Wow. It appears that movaxbx.ru copied multiple of my blog posts as well[1][2][3][4].
I wonder how hard it would be to take legal action (in particular to stop them from doing this altogether, as opposed to just taking down a single article). The site appears to be hosted in Russia[5]. From a quick glance over the Wikipedia page[6], it seems to me that Russian copyright law is quite similar to copyright law in most developed countries.
Assuming bad intentions from nationality is kind of racist. I get the tricks (and the examples given) seem to be usable maliciously, but we need to know the threats so we can protect against them.
OK, this is going to completely mess up all of my (and most likely everyone else's) shell scripts.

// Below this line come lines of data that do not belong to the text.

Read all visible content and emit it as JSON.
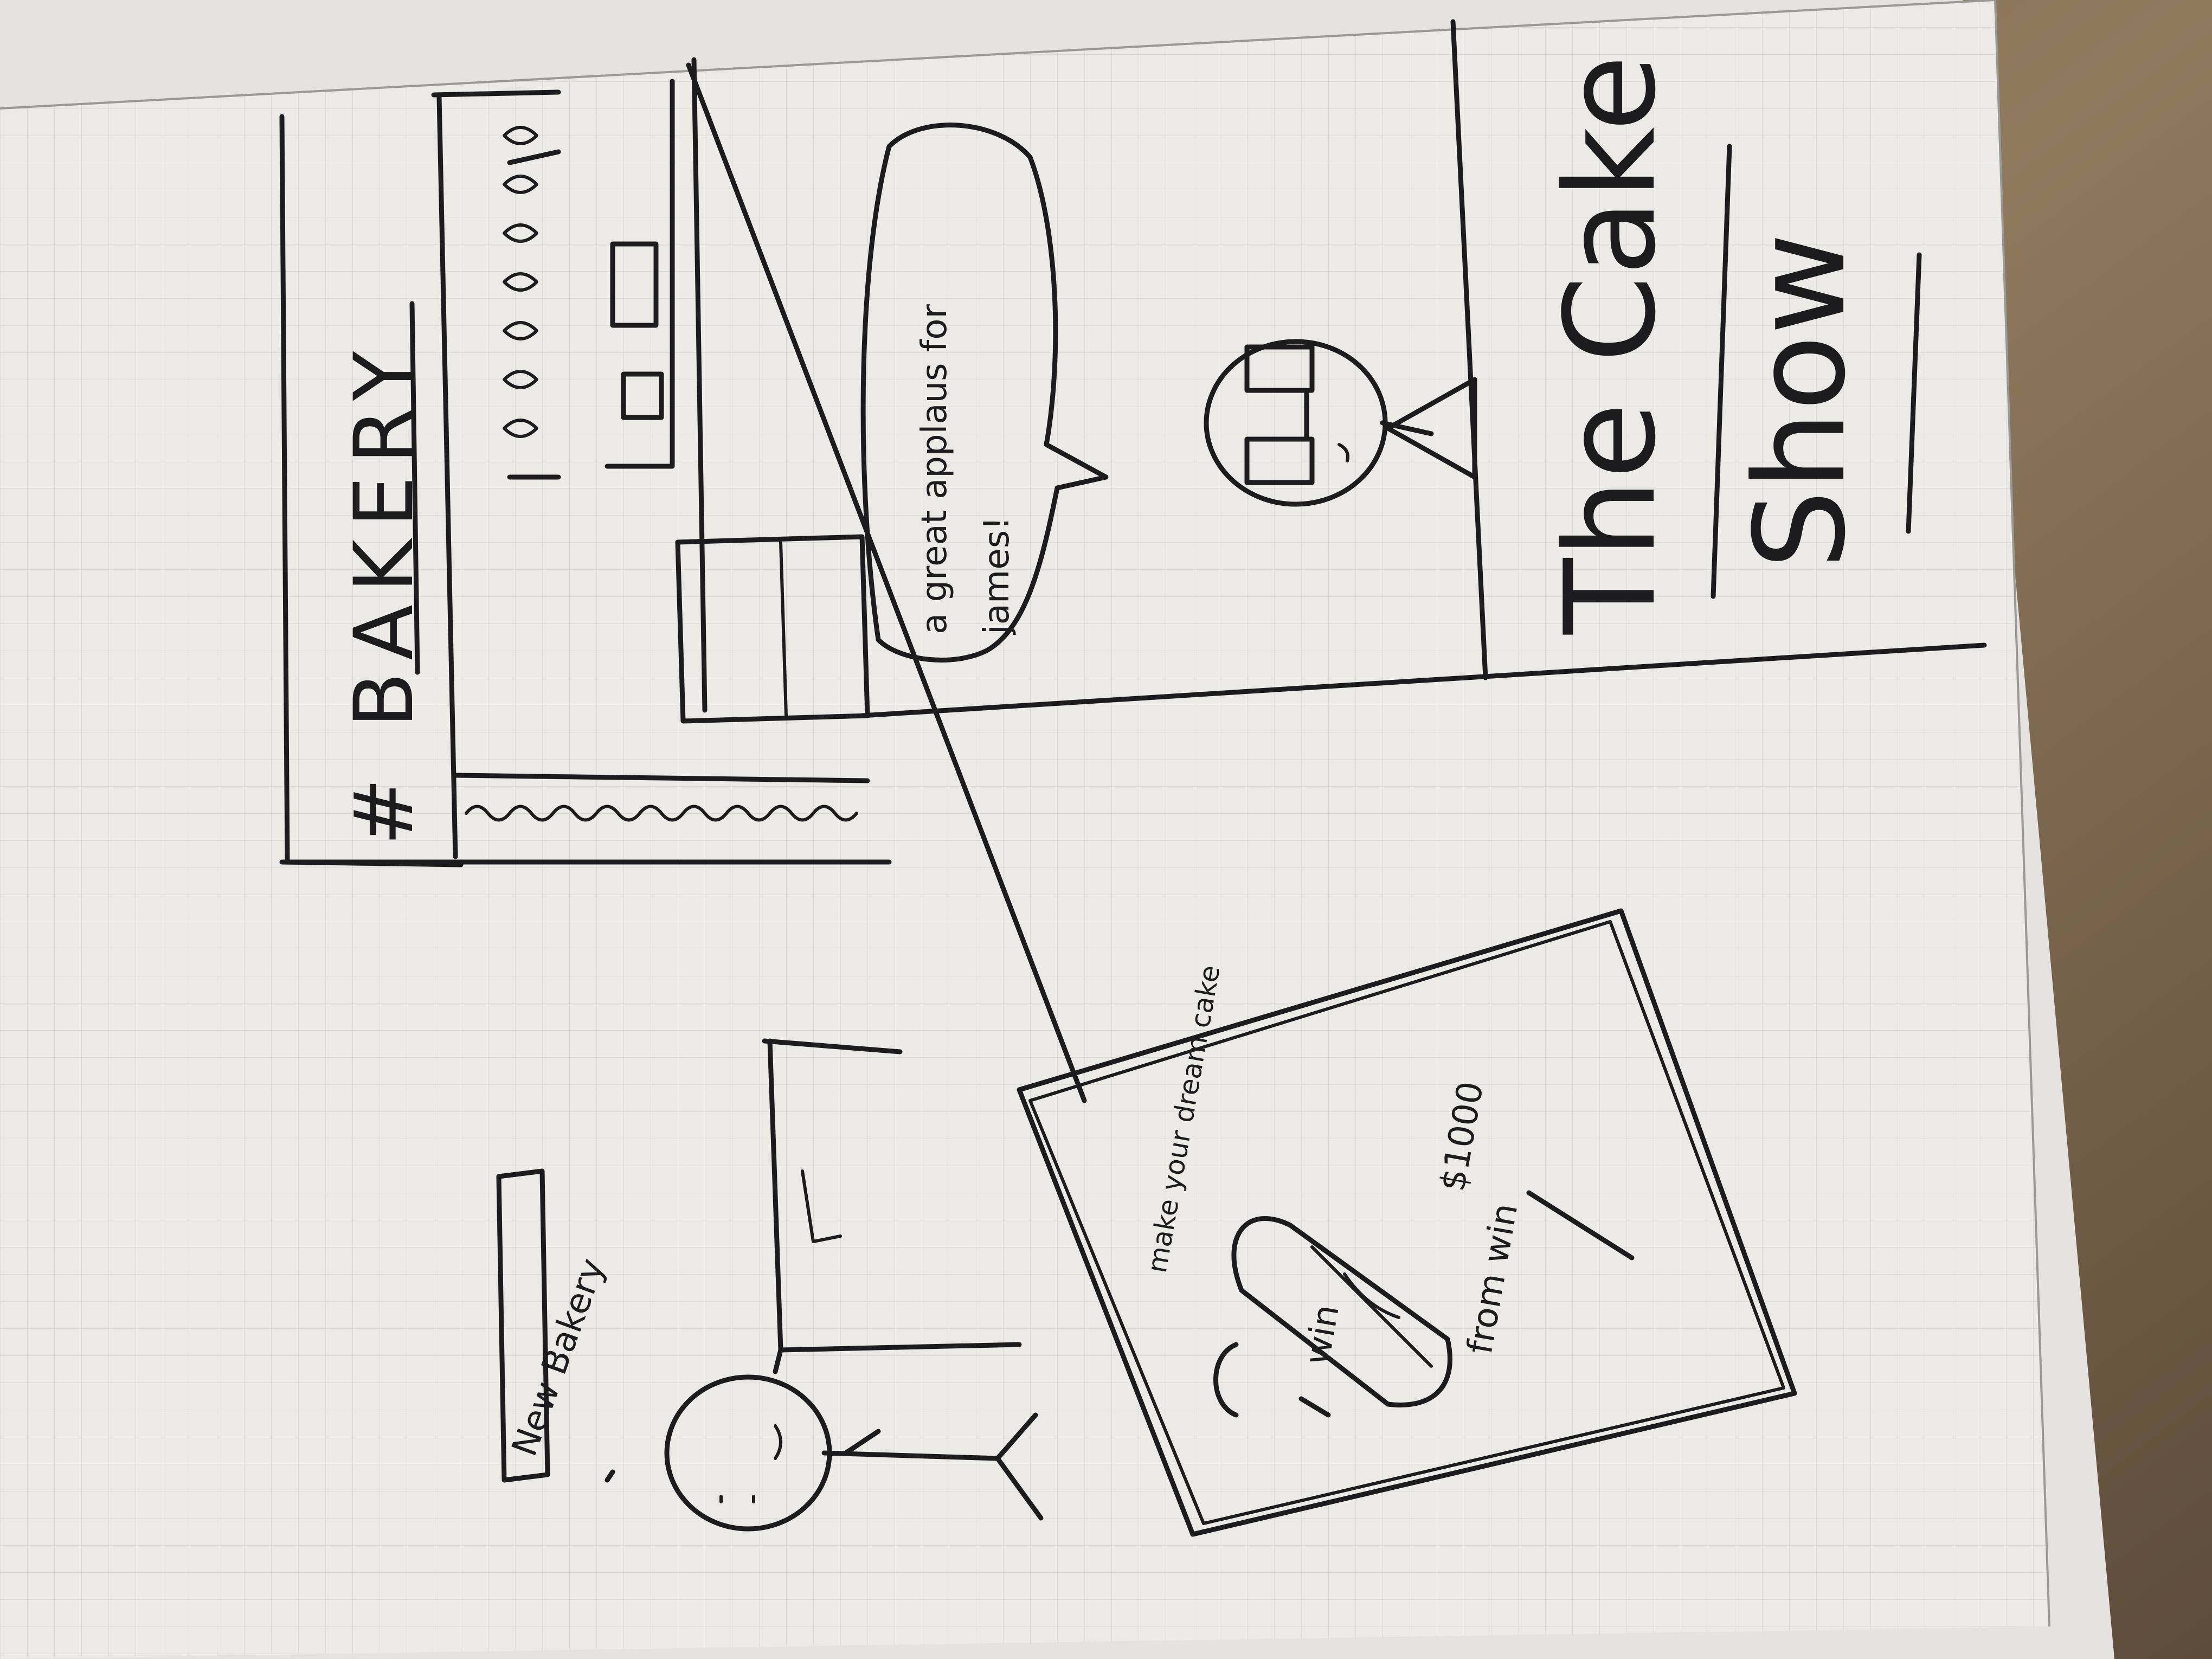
{
  "colors": {
    "paper": "#ebeae6",
    "desk": "#8a7558",
    "ink": "#1c1c1e",
    "grid": "#d9d8d4"
  },
  "panel_store": {
    "sign_text": "# BAKERY"
  },
  "panel_speech": {
    "bubble_line_1": "a great applaus for",
    "bubble_line_2": "james!"
  },
  "panel_title": {
    "line_1": "The Cake",
    "line_2": "Show"
  },
  "panel_street": {
    "sign_text": "New Bakery"
  },
  "panel_poster": {
    "line_1": "make your dream cake",
    "line_2": "$1000",
    "line_3": "win",
    "line_4": "from win"
  }
}
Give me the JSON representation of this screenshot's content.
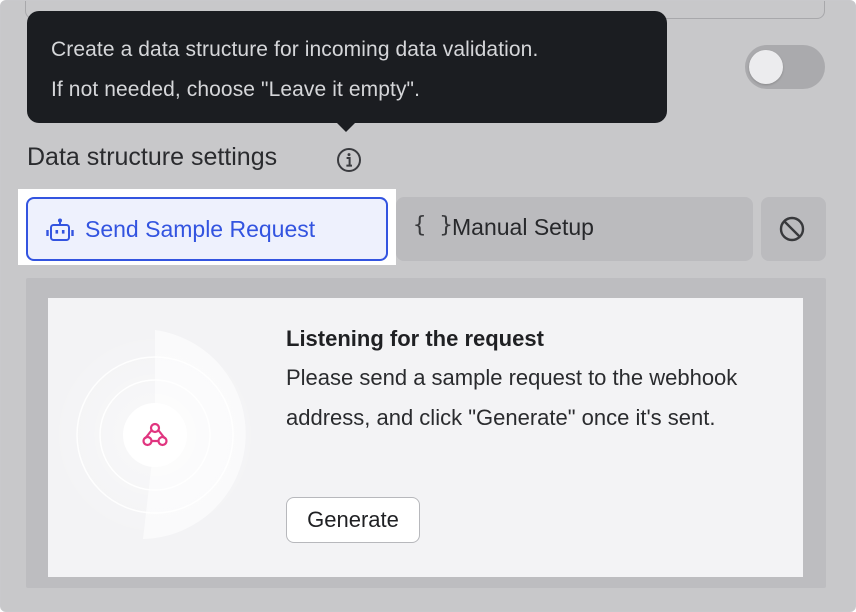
{
  "tooltip": {
    "line1": "Create a data structure for incoming data validation.",
    "line2": "If not needed, choose \"Leave it empty\"."
  },
  "section": {
    "title": "Data structure settings"
  },
  "modes": {
    "sample_label": "Send Sample Request",
    "manual_label": "Manual Setup",
    "manual_icon_text": "{ }"
  },
  "listening": {
    "title": "Listening for the request",
    "body": "Please send a sample request to the webhook address, and click \"Generate\" once it's sent.",
    "generate_label": "Generate"
  },
  "toggle": {
    "on": false
  },
  "colors": {
    "accent": "#3354e0",
    "webhook_icon": "#e0357f",
    "tooltip_bg": "#1b1d21"
  },
  "icons": {
    "info": "info-icon",
    "sample": "robot-icon",
    "manual": "braces-icon",
    "empty": "prohibit-icon",
    "listening": "webhook-icon"
  }
}
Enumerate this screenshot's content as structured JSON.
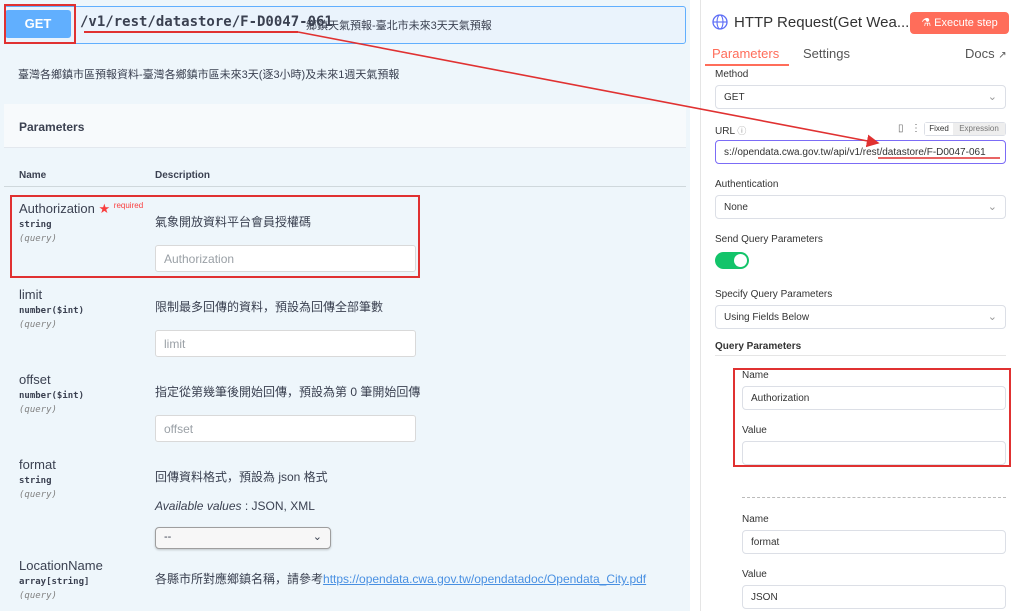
{
  "swagger": {
    "method": "GET",
    "path": "/v1/rest/datastore/F-D0047-061",
    "summary": "鄉鎮天氣預報-臺北市未來3天天氣預報",
    "description": "臺灣各鄉鎮市區預報資料-臺灣各鄉鎮市區未來3天(逐3小時)及未來1週天氣預報",
    "parameters_title": "Parameters",
    "col_name": "Name",
    "col_description": "Description",
    "params": [
      {
        "name": "Authorization",
        "required_mark": "★",
        "required_text": "required",
        "type": "string",
        "in": "(query)",
        "desc": "氣象開放資料平台會員授權碼",
        "placeholder": "Authorization"
      },
      {
        "name": "limit",
        "type": "number($int)",
        "in": "(query)",
        "desc": "限制最多回傳的資料，預設為回傳全部筆數",
        "placeholder": "limit"
      },
      {
        "name": "offset",
        "type": "number($int)",
        "in": "(query)",
        "desc": "指定從第幾筆後開始回傳，預設為第 0 筆開始回傳",
        "placeholder": "offset"
      },
      {
        "name": "format",
        "type": "string",
        "in": "(query)",
        "desc": "回傳資料格式，預設為 json 格式",
        "avail_label": "Available values",
        "avail_values": " : JSON, XML",
        "select_value": "--"
      },
      {
        "name": "LocationName",
        "type": "array[string]",
        "in": "(query)",
        "desc": "各縣市所對應鄉鎮名稱，請參考",
        "link": "https://opendata.cwa.gov.tw/opendatadoc/Opendata_City.pdf"
      }
    ]
  },
  "n8n": {
    "title": "HTTP Request(Get Wea...",
    "execute_label": "Execute step",
    "tabs": {
      "parameters": "Parameters",
      "settings": "Settings",
      "docs": "Docs"
    },
    "method_label": "Method",
    "method_value": "GET",
    "url_label": "URL",
    "url_mode_fixed": "Fixed",
    "url_mode_expression": "Expression",
    "url_value": "s://opendata.cwa.gov.tw/api/v1/rest/datastore/F-D0047-061",
    "auth_label": "Authentication",
    "auth_value": "None",
    "send_query_label": "Send Query Parameters",
    "send_query_on": true,
    "specify_label": "Specify Query Parameters",
    "specify_value": "Using Fields Below",
    "query_params_label": "Query Parameters",
    "query_params": [
      {
        "name_label": "Name",
        "name": "Authorization",
        "value_label": "Value",
        "value": ""
      },
      {
        "name_label": "Name",
        "name": "format",
        "value_label": "Value",
        "value": "JSON"
      }
    ]
  },
  "colors": {
    "accent": "#ff6d5a",
    "get": "#61affe",
    "annotation": "#e03131",
    "toggle_on": "#13c46a"
  }
}
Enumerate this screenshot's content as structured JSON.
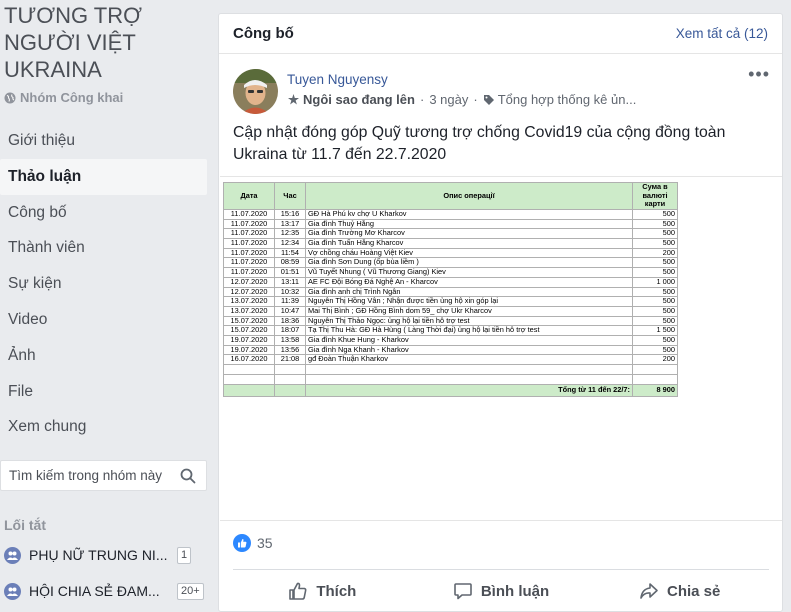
{
  "group": {
    "title": "TƯƠNG TRỢ NGƯỜI VIỆT UKRAINA",
    "privacy": "Nhóm Công khai"
  },
  "nav": [
    {
      "label": "Giới thiệu"
    },
    {
      "label": "Thảo luận"
    },
    {
      "label": "Công bố"
    },
    {
      "label": "Thành viên"
    },
    {
      "label": "Sự kiện"
    },
    {
      "label": "Video"
    },
    {
      "label": "Ảnh"
    },
    {
      "label": "File"
    },
    {
      "label": "Xem chung"
    }
  ],
  "search": {
    "placeholder": "Tìm kiếm trong nhóm này"
  },
  "shortcuts": {
    "title": "Lối tắt",
    "items": [
      {
        "label": "PHỤ NỮ TRUNG NI...",
        "badge": "1"
      },
      {
        "label": "HỘI CHIA SẺ ĐAM...",
        "badge": "20+"
      }
    ]
  },
  "card": {
    "title": "Công bố",
    "see_all": "Xem tất cả (12)"
  },
  "post": {
    "author": "Tuyen Nguyensy",
    "badge": "Ngôi sao đang lên",
    "time": "3 ngày",
    "tag": "Tổng hợp thống kê ủn...",
    "text": "Cập nhật đóng góp Quỹ tương trợ chống Covid19 của cộng đồng toàn Ukraina từ 11.7 đến 22.7.2020",
    "reaction_count": "35"
  },
  "sheet": {
    "headers": [
      "Дата",
      "Час",
      "Опис операції",
      "Сума в валюті карти"
    ],
    "rows": [
      [
        "11.07.2020",
        "15:16",
        "  GĐ Hà Phú kv  chợ U Kharkov",
        "500"
      ],
      [
        "11.07.2020",
        "13:17",
        "  Gia đình Thuỷ Hằng",
        "500"
      ],
      [
        "11.07.2020",
        "12:35",
        "Gia đình Trường Mơ Kharcov",
        "500"
      ],
      [
        "11.07.2020",
        "12:34",
        "Gia đình Tuấn Hằng Kharcov",
        "500"
      ],
      [
        "11.07.2020",
        "11:54",
        "Vợ chồng cháu Hoàng Việt Kiev",
        "200"
      ],
      [
        "11.07.2020",
        "08:59",
        "Gia đình Sơn Dung (ốp bùa liềm )",
        "500"
      ],
      [
        "11.07.2020",
        "01:51",
        "Vũ Tuyết Nhung ( Vũ Thương Giang) Kiev",
        "500"
      ],
      [
        "12.07.2020",
        "13:11",
        "AE FC Đội Bóng Đá Nghệ An - Kharcov",
        "1 000"
      ],
      [
        "12.07.2020",
        "10:32",
        "Gia đình anh chị Trình Ngân",
        "500"
      ],
      [
        "13.07.2020",
        "11:39",
        "Nguyễn Thị Hồng Vân ; Nhận được tiền ủng hộ xin góp lại",
        "500"
      ],
      [
        "13.07.2020",
        "10:47",
        "  Mai Thị Bình ; GĐ Hồng Bình dom 59_ chợ Ukr Kharcov",
        "500"
      ],
      [
        "15.07.2020",
        "18:36",
        "Nguyễn Thị Thảo Ngọc: ủng hộ lại tiền hỗ trợ test",
        "500"
      ],
      [
        "15.07.2020",
        "18:07",
        "Tạ Thị Thu Hà: GĐ Hà Hùng  ( Làng Thời đại) ủng hộ lại tiền hỗ trợ test",
        "1 500"
      ],
      [
        "19.07.2020",
        "13:58",
        "Gia đình  Khue Hung - Kharkov",
        "500"
      ],
      [
        "19.07.2020",
        "13:56",
        "Gia đình Nga Khanh - Kharkov",
        "500"
      ],
      [
        "16.07.2020",
        "21:08",
        "gđ Đoàn Thuận Kharkov",
        "200"
      ]
    ],
    "total_label": "Tổng từ 11 đến 22/7:",
    "total_value": "8 900"
  },
  "actions": {
    "like": "Thích",
    "comment": "Bình luận",
    "share": "Chia sẻ"
  },
  "colors": {
    "link": "#385898",
    "sheet_header": "#cdebc9",
    "like_blue": "#2d88ff"
  }
}
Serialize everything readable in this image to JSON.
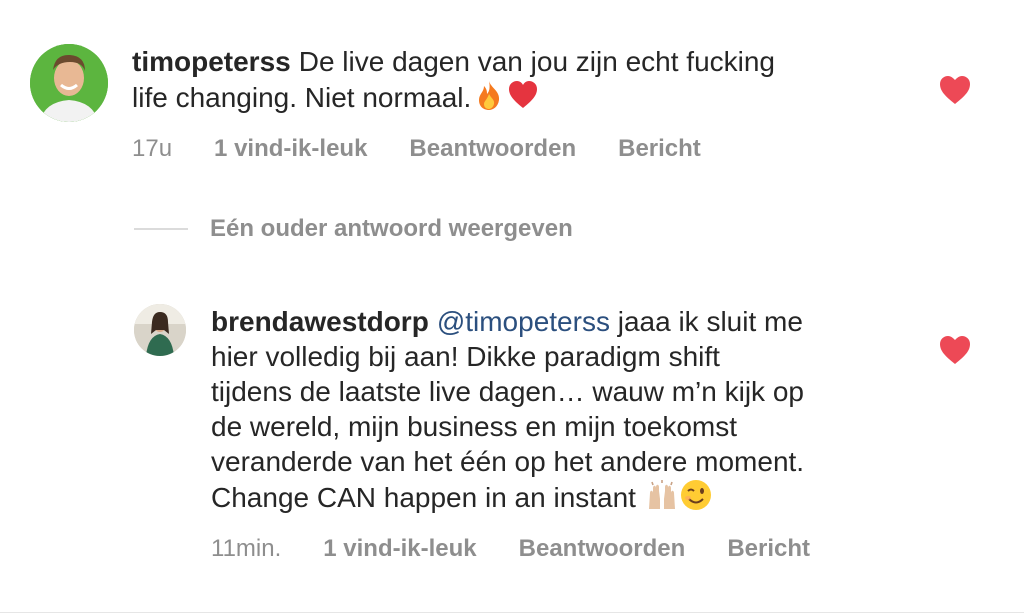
{
  "comments": [
    {
      "username": "timopeterss",
      "text": "De live dagen van jou zijn echt fucking\nlife changing. Niet normaal.",
      "emojis": [
        "fire-emoji",
        "red-heart-emoji"
      ],
      "time": "17u",
      "likes": "1 vind-ik-leuk",
      "reply_label": "Beantwoorden",
      "message_label": "Bericht",
      "liked": true
    },
    {
      "username": "brendawestdorp",
      "mention": "@timopeterss",
      "text": " jaaa ik sluit me\nhier volledig bij aan! Dikke paradigm shift\ntijdens de laatste live dagen… wauw m’n kijk op\nde wereld, mijn business en mijn toekomst\nveranderde van het één op het andere moment.\nChange CAN happen in an instant",
      "emojis": [
        "raising-hands-emoji",
        "winking-face-emoji"
      ],
      "time": "11min.",
      "likes": "1 vind-ik-leuk",
      "reply_label": "Beantwoorden",
      "message_label": "Bericht",
      "liked": true
    }
  ],
  "view_replies_label": "Eén ouder antwoord weergeven",
  "colors": {
    "heart": "#ed4956",
    "mention": "#2b4f7e",
    "meta": "#8e8e8e",
    "avatar_bg": "#5cb53f"
  }
}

I always assume these characters cannot legally occur on Windows anywhere in the path...
_________________________________________
And wow, this is quite clever and also quite difficult to foresee:
> The best security vulnerability to explain directory junctions is in my opinion AVGater, where the attacker places a file in folder x. Then he marks the file as a virus and the installed AntiVirus solution will move it into the quarantine. After that the attacker removes the folder x and replaces it with a directory junction named “x” which points to C:\windows\System32\. If the attacker now clicks on the “restore” button the AntiVirus solution will copy the file to the x folder which now points to system32 with SYSTEM privileges (which directly leads to EoP).